T13B-3003
Geomorphic Constraints on the Structural Evolution of an Obliquely Extending Region: The Fault-Bounded Ranges of the Plio-Quaternary Premygdonia-Mygdonia Basin Complex, Northern Greece.
Monday, 14 December 2015
Poster Hall (Moscone South)
Anastasios Venetikidis and Lindsay M Schoenbohm, Univ. of Toronto Mississauga, Toronto, ON, Canada
Abstract:
Landscape evolution studies have a lot to reveal about the evolutionary pathways that faulted terrains undergo. The transient response of river long profiles can be a powerful aid in unraveling sequences of tectonic perturbations associated with the inception and establishment of normal fault arrays.
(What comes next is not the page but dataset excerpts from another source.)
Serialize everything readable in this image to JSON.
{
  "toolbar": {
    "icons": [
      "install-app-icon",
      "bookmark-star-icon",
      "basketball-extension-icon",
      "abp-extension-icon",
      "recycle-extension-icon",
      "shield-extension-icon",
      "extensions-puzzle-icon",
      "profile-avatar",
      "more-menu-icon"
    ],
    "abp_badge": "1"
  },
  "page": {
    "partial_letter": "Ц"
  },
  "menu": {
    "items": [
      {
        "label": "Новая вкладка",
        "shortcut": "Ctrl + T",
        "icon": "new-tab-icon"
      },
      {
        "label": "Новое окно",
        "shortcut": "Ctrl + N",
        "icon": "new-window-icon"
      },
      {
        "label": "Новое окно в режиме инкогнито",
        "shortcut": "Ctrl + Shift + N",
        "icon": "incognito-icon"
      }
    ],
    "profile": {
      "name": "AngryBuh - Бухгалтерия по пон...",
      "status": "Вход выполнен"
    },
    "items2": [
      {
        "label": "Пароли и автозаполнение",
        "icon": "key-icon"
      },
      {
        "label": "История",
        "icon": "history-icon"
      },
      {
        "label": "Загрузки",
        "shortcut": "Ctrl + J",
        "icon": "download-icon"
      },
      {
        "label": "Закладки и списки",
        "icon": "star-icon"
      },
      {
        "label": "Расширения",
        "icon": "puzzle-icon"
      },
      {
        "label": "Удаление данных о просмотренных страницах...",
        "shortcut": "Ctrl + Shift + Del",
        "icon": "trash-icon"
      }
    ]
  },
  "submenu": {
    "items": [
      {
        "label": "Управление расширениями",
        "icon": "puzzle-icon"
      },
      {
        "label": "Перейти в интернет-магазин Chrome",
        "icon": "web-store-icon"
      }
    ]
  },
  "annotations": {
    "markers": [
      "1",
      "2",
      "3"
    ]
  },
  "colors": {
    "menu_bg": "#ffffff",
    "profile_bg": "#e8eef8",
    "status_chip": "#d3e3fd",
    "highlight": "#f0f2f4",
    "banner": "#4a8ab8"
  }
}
The Premygdonia-Mygdonia basin complex in continental northern Greece is an obliquely extending region of horst and graben topography that was established in the Pliocene and evolved in a complex manner to this day. It is the product of the setting of new tectonic boundary conditions in the north Aegean associated with the interaction of slab rollback-induced back-arc extension and the transtensional influence of the westward propagation of the North Anatolian fault zone. This study attempts to constrain the stages of development of the basin complex's fault bounded ranges by utilizing drainage network analysis, footwall relief distribution, and river long profiles that drain across the main faults of this significant area. The ubiquitous presence of two sets of knickpoints on all the major range fronts points to two significant tectonic perturbations associated with the inception of the basin complex area and its later modification. Footwall drainage patterns and the spatial scaling of the upper set of knickpoints point to discrete fault segments that accommodated the initial phase of deformation. The lower set of knickpoints is taken to signify either a phase of uplift and reworking of the initial hangingwall by basinward migration of faulting or fault linkage and establishment of a continuous fault array, depending on the orientation of the initial fault structures to the evolving stress regime. The relation of these tectonic perturbations to the regional geodynamic evolution of the broader north Aegean realm during the Plio-Quaternary is discussed.